Ample Hills is a quality-bound hardback with thick, sturdy pages meaning it will stand up to some abuse in your kitchen and won't fall to pieces if you dribble a little ice cream base on the pages in the cooking process. You get the backstory on the Ample Hills creamery, essential information on what ingredients and equipment to use in the ice cream making process, and way too much cutesy extra material in the way of the Ample Hills ice cream characters (a cow, pig, and chicken).

I love the wide range of recipes provided. They start with the basics in the first chapter (vanilla, chocolate, strawberry, etc). and range into more specialty flavors as the book progresses (eggnog, salted crack caramel, the Elvis impersonator). The final chapter even gives you extras (how to make ice cream cones, hot fudge, salted butter caramel sauce, etc.) and then follows up with a resources section that will tell you where to find all natural bubble gum and all natural flavoring for your ice cream.

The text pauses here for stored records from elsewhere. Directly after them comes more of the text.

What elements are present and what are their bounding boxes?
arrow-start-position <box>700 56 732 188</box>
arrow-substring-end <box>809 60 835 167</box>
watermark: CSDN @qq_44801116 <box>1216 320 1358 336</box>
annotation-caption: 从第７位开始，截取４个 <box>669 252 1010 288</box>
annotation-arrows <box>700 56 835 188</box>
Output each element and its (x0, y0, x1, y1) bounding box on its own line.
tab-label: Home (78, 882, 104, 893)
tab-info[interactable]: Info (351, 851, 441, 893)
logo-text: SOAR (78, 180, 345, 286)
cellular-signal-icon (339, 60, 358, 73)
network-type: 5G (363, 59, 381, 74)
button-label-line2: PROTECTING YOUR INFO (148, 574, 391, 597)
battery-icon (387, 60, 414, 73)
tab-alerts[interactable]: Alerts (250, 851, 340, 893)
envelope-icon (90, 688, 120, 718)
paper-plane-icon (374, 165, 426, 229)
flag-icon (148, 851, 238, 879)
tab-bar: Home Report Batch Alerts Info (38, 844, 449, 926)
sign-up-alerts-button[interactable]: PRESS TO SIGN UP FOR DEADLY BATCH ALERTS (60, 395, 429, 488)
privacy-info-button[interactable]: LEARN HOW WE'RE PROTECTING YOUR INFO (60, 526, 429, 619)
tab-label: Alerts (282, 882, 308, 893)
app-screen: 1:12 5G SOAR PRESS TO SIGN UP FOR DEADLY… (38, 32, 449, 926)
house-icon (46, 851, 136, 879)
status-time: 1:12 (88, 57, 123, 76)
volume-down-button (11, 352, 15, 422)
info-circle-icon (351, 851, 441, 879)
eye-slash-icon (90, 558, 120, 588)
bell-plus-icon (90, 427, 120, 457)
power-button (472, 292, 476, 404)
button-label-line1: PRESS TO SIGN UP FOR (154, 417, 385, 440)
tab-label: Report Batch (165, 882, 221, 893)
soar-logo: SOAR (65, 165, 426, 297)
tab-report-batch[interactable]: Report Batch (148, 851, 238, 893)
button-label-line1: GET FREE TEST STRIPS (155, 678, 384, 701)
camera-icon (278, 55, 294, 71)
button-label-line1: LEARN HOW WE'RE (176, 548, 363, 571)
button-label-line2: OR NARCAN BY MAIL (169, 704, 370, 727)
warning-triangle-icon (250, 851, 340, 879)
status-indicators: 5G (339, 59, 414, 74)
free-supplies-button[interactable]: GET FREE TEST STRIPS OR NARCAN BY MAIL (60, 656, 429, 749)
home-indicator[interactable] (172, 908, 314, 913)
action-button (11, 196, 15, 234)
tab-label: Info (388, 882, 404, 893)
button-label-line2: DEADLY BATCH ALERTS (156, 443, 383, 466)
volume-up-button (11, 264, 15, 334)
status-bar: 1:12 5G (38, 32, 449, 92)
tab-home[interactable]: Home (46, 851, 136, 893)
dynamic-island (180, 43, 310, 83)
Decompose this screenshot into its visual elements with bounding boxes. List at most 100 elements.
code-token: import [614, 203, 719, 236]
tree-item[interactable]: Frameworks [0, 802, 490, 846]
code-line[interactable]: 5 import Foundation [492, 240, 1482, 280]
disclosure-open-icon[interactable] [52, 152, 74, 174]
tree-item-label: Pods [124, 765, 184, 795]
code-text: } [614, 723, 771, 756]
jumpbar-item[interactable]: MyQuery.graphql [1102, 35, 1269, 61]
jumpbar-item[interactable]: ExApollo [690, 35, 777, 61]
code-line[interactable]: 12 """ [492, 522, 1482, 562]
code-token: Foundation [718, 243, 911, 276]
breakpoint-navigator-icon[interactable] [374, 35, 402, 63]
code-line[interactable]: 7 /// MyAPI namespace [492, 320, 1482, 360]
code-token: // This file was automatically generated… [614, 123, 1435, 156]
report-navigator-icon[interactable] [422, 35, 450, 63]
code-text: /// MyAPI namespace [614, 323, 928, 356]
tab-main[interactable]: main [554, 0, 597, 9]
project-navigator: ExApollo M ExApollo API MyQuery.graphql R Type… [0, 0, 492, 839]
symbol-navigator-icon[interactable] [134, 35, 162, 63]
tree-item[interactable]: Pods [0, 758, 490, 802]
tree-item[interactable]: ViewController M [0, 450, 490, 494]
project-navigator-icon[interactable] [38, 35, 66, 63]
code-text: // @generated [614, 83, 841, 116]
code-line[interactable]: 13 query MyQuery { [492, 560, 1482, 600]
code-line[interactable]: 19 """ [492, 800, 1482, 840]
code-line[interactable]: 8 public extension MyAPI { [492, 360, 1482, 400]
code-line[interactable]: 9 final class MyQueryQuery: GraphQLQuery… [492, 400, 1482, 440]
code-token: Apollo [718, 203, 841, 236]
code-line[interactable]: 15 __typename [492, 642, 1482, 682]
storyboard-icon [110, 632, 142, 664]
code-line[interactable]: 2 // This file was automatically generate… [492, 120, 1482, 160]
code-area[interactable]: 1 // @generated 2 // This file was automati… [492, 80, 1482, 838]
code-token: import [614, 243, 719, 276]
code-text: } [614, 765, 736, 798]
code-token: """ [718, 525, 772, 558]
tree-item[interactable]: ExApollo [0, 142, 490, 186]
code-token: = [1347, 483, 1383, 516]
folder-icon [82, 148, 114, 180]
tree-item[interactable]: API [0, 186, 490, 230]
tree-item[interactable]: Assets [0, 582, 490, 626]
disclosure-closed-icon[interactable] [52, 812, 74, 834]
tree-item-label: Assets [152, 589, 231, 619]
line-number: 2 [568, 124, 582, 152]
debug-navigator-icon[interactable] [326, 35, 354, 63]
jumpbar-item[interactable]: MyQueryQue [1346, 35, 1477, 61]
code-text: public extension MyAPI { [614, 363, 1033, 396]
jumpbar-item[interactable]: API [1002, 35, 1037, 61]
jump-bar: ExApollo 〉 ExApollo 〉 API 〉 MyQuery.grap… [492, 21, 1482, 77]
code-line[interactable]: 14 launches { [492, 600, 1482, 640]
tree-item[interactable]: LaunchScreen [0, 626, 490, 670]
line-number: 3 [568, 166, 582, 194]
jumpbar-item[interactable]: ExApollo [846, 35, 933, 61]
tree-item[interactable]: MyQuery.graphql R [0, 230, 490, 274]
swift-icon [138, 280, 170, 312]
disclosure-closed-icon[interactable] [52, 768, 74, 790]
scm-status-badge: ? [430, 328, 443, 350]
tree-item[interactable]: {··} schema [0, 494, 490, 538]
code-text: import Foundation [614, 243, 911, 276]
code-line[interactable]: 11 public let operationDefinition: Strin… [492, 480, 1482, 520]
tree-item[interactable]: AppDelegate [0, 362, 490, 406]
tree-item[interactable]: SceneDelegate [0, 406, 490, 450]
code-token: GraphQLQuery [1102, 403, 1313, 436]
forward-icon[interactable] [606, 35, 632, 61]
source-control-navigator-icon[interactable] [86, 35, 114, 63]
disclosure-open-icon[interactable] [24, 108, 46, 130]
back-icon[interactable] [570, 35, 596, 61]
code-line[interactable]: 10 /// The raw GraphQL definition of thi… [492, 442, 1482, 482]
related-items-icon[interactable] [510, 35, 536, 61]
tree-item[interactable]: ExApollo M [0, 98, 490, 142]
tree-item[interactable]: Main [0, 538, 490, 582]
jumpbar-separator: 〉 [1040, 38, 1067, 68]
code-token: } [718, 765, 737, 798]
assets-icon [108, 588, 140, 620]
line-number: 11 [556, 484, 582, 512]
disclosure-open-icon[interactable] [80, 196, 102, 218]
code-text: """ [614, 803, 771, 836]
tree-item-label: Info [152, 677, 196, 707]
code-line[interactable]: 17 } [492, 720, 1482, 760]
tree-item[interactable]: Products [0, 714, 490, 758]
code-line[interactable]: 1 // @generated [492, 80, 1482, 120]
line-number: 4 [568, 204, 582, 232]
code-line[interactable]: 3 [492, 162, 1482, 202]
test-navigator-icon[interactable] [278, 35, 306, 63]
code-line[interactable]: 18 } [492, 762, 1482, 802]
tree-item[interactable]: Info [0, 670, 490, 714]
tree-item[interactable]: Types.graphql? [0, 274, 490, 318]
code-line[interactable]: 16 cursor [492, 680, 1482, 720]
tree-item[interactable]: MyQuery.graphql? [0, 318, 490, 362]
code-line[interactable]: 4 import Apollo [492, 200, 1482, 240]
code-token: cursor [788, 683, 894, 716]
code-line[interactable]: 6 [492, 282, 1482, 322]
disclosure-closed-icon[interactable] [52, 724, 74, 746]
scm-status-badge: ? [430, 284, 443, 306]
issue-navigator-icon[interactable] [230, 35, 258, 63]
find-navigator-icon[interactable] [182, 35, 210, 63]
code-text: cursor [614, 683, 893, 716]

I have made two recipes: sweet as honey and no more monkeys jumping on the bed. Both utilize the base flavor "Walt's dream" which is a basic sweet cream ice cream. Sweet as Honey adds honeycomb candy which is quite easy to make on your stovetop. I found the flavor of the honeycomb candy to be over the top cloying. Use a small quantity in your ice cream and add more if desired. It did eventually dissolve down in the ice cream and provide a flavor ridiculously close to pure sweet honey during the eating. No more monkey's jumping on the bed involved making monkey bread out of canned biscuits and adding them to a cream cheese and vanilla flavored Walt's Dream. My family agreed this was the better of the two ice creams but still found it wanting something more.

These are solid recipes that work, but I think it is important to say that I do not find that the use of organic cane sugar adds much to the flavor of the ice creams. I am in favor of using organic products as much as possible, of course, but a side by side taste test of homemade ice cream made with organic versus standard sugar revealed little difference. I much prefer Jeni Britton Bauer's books on ice cream which yield exotic, multi-layered, tantalizing flavors. As someone else has stated, this is the book best used for cooking for children and children at heart. A true gourmet should turn elsewhere.